14 In dieser Hinsicht hat der Gerichtshof festgestellt, dass nationale Vorschriften über den Besitz einer Beteiligung, die es ermöglicht, einen bestimmenden Einfluss auf die Entscheidungen einer Gesellschaft auszuüben und deren Tätigkeiten zu bestimmen, in den sachlichen Anwendungsbereich der Vorschriften des Vertrags über die Niederlassungsfreiheit fallen (vgl. in diesem Sinne Urteile vom , Baars, C-251/98, Slg. 2000, I-2787, Randnr. 22, Cadbury Schweppes und Cadbury Schweppes Overseas, Randnr. 31, sowie Test Claimants in the Thin Cap Group Litigation, Randnr. 27).

15 Da das deutsch-amerikanische Doppelbesteuerungsabkommen die Situation einer Betriebsstätte in den Vereinigten Staaten von Amerika betrifft, steht fest, dass es auf eine feste Geschäftseinrichtung anwendbar ist, durch die ein deutsches Unternehmen seine Tätigkeit ganz oder teilweise ausübt. Das Abkommen ist daher allein auf die Beteiligungen anwendbar, die es ermöglichen, einen bestimmenden Einfluss auf die Entscheidungen einer solchen Betriebsstätte auszuüben und deren Tätigkeiten zu bestimmen. Außerdem steht auch fest, dass im vorliegenden Fall die Betriebsstätten in den Vereinigten Staaten vollständig Ergste Westig gehören. Daraus folgt, dass der vorliegende Fall allein in den sachlichen Anwendungsbereich der Vorschriften des Vertrags über die Niederlassungsfreiheit fällt.
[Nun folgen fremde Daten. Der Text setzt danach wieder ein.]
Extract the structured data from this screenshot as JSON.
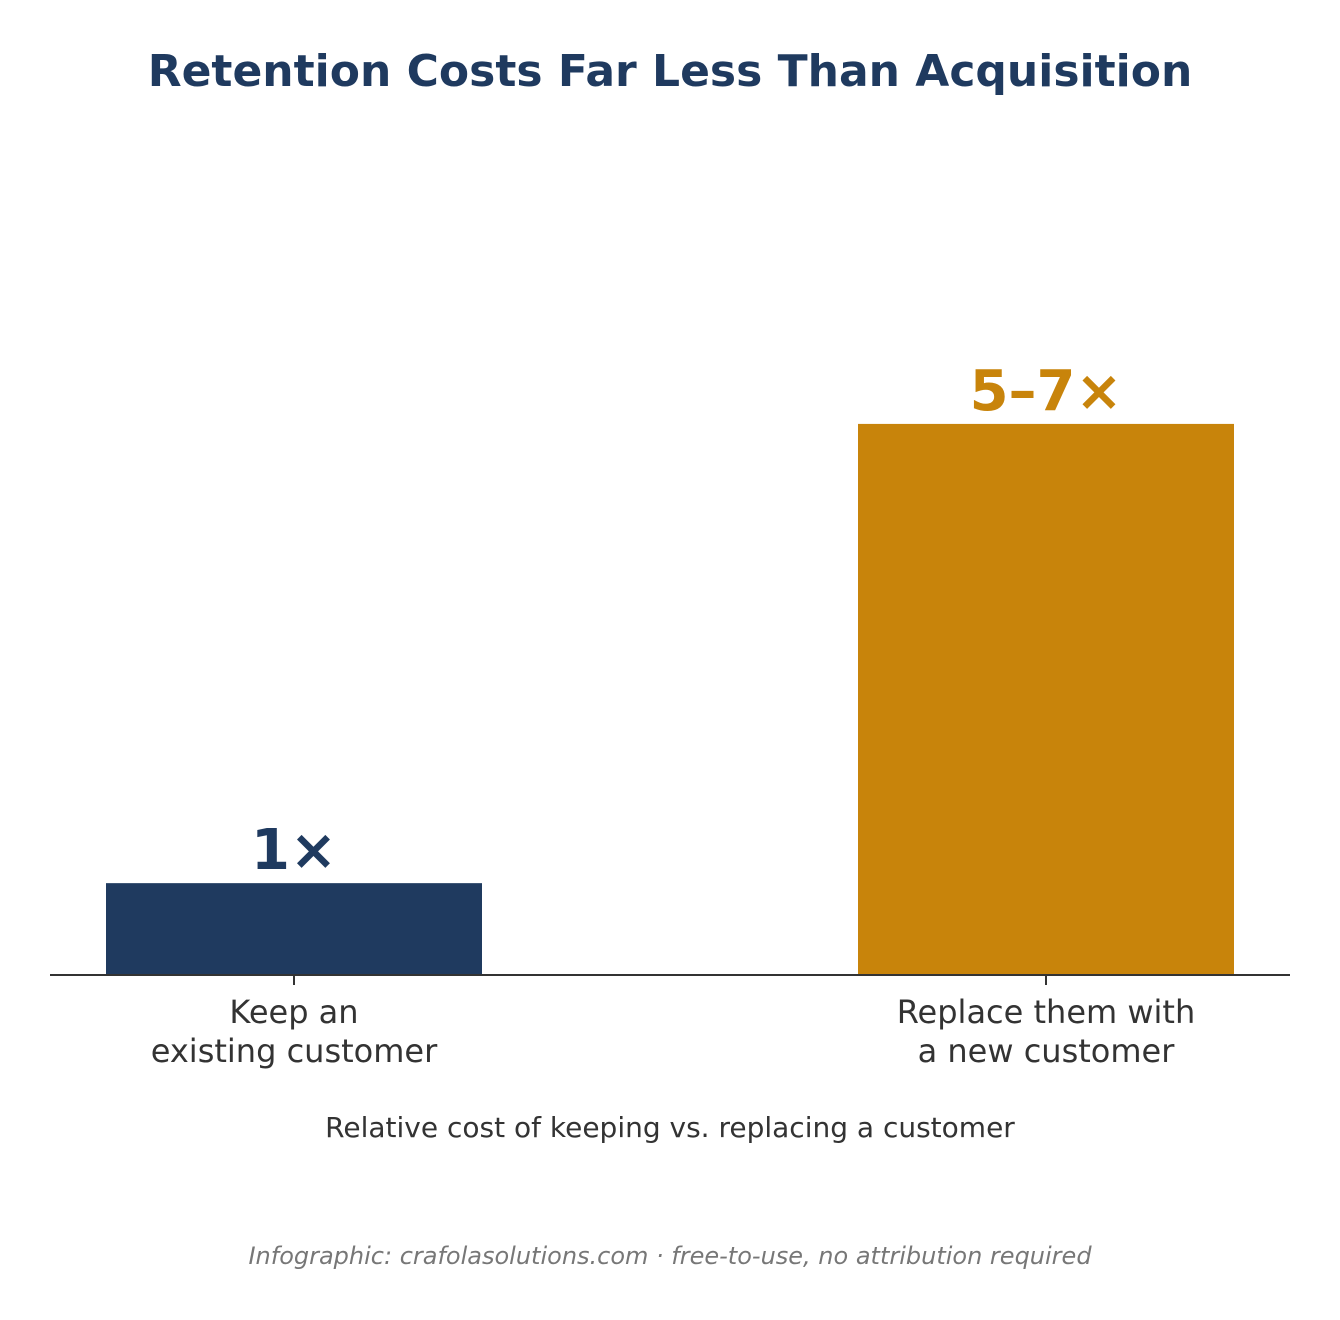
{
  "chart_data": {
    "type": "bar",
    "title": "Retention Costs Far Less Than Acquisition",
    "categories": [
      [
        "Keep an",
        "existing customer"
      ],
      [
        "Replace them with",
        "a new customer"
      ]
    ],
    "values": [
      1,
      6
    ],
    "value_labels": [
      "1×",
      "5–7×"
    ],
    "colors": [
      "#1f3a5f",
      "#c8840b"
    ],
    "xlabel": "Relative cost of keeping vs. replacing a customer",
    "ylabel": "",
    "ylim": [
      0,
      9.2
    ],
    "grid": false,
    "legend": "none"
  },
  "colors": {
    "title": "#1f3a5f",
    "axis": "#333333"
  },
  "footer": "Infographic: crafolasolutions.com · free-to-use, no attribution required"
}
16 Selbst wenn die im Ausgangsverfahren streitige nationale Steuerregelung beschränkende Auswirkungen auf den freien Kapitalverkehr haben sollte, sind diese Auswirkungen als eine zwangsläufige Folge der eventuellen Beschränkung der Niederlassungsfreiheit anzusehen, so dass sie keine Prüfung anhand der Art. 56 EG bis 58 EG rechtfertigen (vgl. in diesem Sinne Urteile Cadbury Schweppes und Cadbury Schweppes Overseas, Randnr. 33, Fidium Finanz, Randnrn. 48 und 49, sowie Test Claimants in the Thin Cap Group Litigation, Randnr. 34).

17 Daher brauchen die in Bezug auf die Vorschriften des Vertrags über den freien Kapitalverkehr gestellten Fragen nicht beantwortet zu werden.
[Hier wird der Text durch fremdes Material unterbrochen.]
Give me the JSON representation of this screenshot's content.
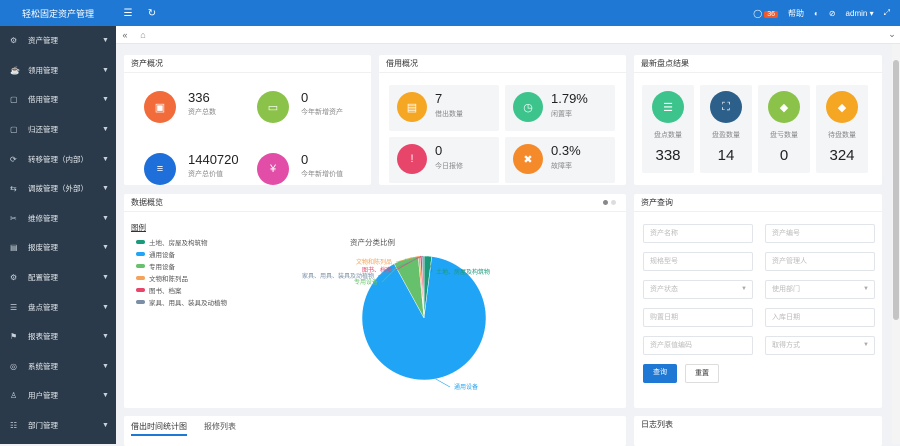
{
  "brand": "轻松固定资产管理",
  "topbar": {
    "menu_icon": "menu-icon",
    "refresh_icon": "refresh-icon",
    "notify_count": "36",
    "help_label": "帮助",
    "user": "admin"
  },
  "sidebar": {
    "items": [
      {
        "icon": "assets-icon",
        "glyph": "⚙",
        "label": "资产管理"
      },
      {
        "icon": "use-icon",
        "glyph": "☕",
        "label": "领用管理"
      },
      {
        "icon": "borrow-icon",
        "glyph": "▢",
        "label": "借用管理"
      },
      {
        "icon": "return-icon",
        "glyph": "▢",
        "label": "归还管理"
      },
      {
        "icon": "transfer-in-icon",
        "glyph": "⟳",
        "label": "转移管理（内部）"
      },
      {
        "icon": "transfer-out-icon",
        "glyph": "⇆",
        "label": "调拨管理（外部）"
      },
      {
        "icon": "repair-icon",
        "glyph": "✂",
        "label": "维修管理"
      },
      {
        "icon": "dispose-icon",
        "glyph": "▤",
        "label": "报废管理"
      },
      {
        "icon": "setting-icon",
        "glyph": "⚙",
        "label": "配置管理"
      },
      {
        "icon": "inventory-icon",
        "glyph": "☰",
        "label": "盘点管理"
      },
      {
        "icon": "report-icon",
        "glyph": "⚑",
        "label": "报表管理"
      },
      {
        "icon": "system-icon",
        "glyph": "◎",
        "label": "系统管理"
      },
      {
        "icon": "user-icon",
        "glyph": "♙",
        "label": "用户管理"
      },
      {
        "icon": "dept-icon",
        "glyph": "☷",
        "label": "部门管理"
      }
    ]
  },
  "asset_overview": {
    "title": "资产概况",
    "items": [
      {
        "value": "336",
        "label": "资产总数",
        "color": "#f26b3a",
        "icon": "monitor-icon",
        "glyph": "▣"
      },
      {
        "value": "0",
        "label": "今年新增资产",
        "color": "#8bc34a",
        "icon": "screen-icon",
        "glyph": "▭"
      },
      {
        "value": "1440720",
        "label": "资产总价值",
        "color": "#1e6fd9",
        "icon": "database-icon",
        "glyph": "≡"
      },
      {
        "value": "0",
        "label": "今年新增价值",
        "color": "#e24ea7",
        "icon": "money-icon",
        "glyph": "¥"
      }
    ]
  },
  "borrow_overview": {
    "title": "借用概况",
    "items": [
      {
        "value": "7",
        "label": "借出数量",
        "color": "#f5a623",
        "icon": "doc-icon",
        "glyph": "▤"
      },
      {
        "value": "1.79%",
        "label": "闲置率",
        "color": "#3cc48c",
        "icon": "clock-icon",
        "glyph": "◷"
      },
      {
        "value": "0",
        "label": "今日报修",
        "color": "#e8456a",
        "icon": "warning-icon",
        "glyph": "!"
      },
      {
        "value": "0.3%",
        "label": "故障率",
        "color": "#f58a2a",
        "icon": "tools-icon",
        "glyph": "✖"
      }
    ]
  },
  "inventory_result": {
    "title": "最新盘点结果",
    "items": [
      {
        "value": "338",
        "label": "盘点数量",
        "color": "#3cc48c",
        "icon": "list-icon",
        "glyph": "☰"
      },
      {
        "value": "14",
        "label": "盘盈数量",
        "color": "#2c5f8a",
        "icon": "scan-icon",
        "glyph": "⛶"
      },
      {
        "value": "0",
        "label": "盘亏数量",
        "color": "#8bc34a",
        "icon": "gem-icon",
        "glyph": "◆"
      },
      {
        "value": "324",
        "label": "待盘数量",
        "color": "#f5a623",
        "icon": "gem2-icon",
        "glyph": "◆"
      }
    ]
  },
  "data_overview": {
    "title": "数据概览",
    "legend_title": "图例",
    "chart_title": "资产分类比例"
  },
  "chart_data": {
    "type": "pie",
    "title": "资产分类比例",
    "legend_placement": "top-left",
    "slices": [
      {
        "name": "土地、房屋及构筑物",
        "value": 2,
        "color": "#1a9a7a"
      },
      {
        "name": "通用设备",
        "value": 90,
        "color": "#20a4f5"
      },
      {
        "name": "专用设备",
        "value": 6.5,
        "color": "#67c06b"
      },
      {
        "name": "文物和陈列品",
        "value": 0.5,
        "color": "#f5a25a"
      },
      {
        "name": "图书、档案",
        "value": 0.5,
        "color": "#e8456a"
      },
      {
        "name": "家具、用具、装具及动植物",
        "value": 0.5,
        "color": "#7a8fa6"
      }
    ],
    "labels": [
      {
        "text": "土地、房屋及构筑物"
      },
      {
        "text": "通用设备"
      },
      {
        "text": "专用设备"
      },
      {
        "text": "文物和陈列品"
      },
      {
        "text": "图书、档案"
      },
      {
        "text": "家具、用具、装具及动植物"
      }
    ]
  },
  "asset_query": {
    "title": "资产查询",
    "fields": [
      {
        "placeholder": "资产名称",
        "select": false
      },
      {
        "placeholder": "资产编号",
        "select": false
      },
      {
        "placeholder": "规格型号",
        "select": false
      },
      {
        "placeholder": "资产管理人",
        "select": false
      },
      {
        "placeholder": "资产状态",
        "select": true
      },
      {
        "placeholder": "使用部门",
        "select": true
      },
      {
        "placeholder": "购置日期",
        "select": false
      },
      {
        "placeholder": "入库日期",
        "select": false
      },
      {
        "placeholder": "资产原值编码",
        "select": false
      },
      {
        "placeholder": "取得方式",
        "select": true
      }
    ],
    "search_label": "查询",
    "reset_label": "重置"
  },
  "bottom_left": {
    "tab_active": "借出时间统计图",
    "tab_other": "报修列表"
  },
  "bottom_right": {
    "title": "日志列表"
  }
}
18 Es ist zu berücksichtigen, dass die Vorschriften des Vertrags über die Niederlassungsfreiheit keine Regelung enthalten, die den Anwendungsbereich dieser Bestimmungen auf Sachverhalte erstreckt, die eine Niederlassung betreffen, die eine Gesellschaft mit Sitz in einem Mitgliedstaat in einem Drittstaat unterhält (vgl. in diesem Sinne Beschluss vom , A und B, C-102/05, nicht in der amtlichen Sammlung veröffentlicht, Randnr. 28, und Urteil vom , Holböck, C-157/05, Slg. 2007, I-0000, Randnr. 28). Daher können die Art. 43 EG bis 48 EG in einem Fall, in dem es um die Verluste aus einer Betriebsstätte in einem Drittstaat geht, nicht geltend gemacht werden.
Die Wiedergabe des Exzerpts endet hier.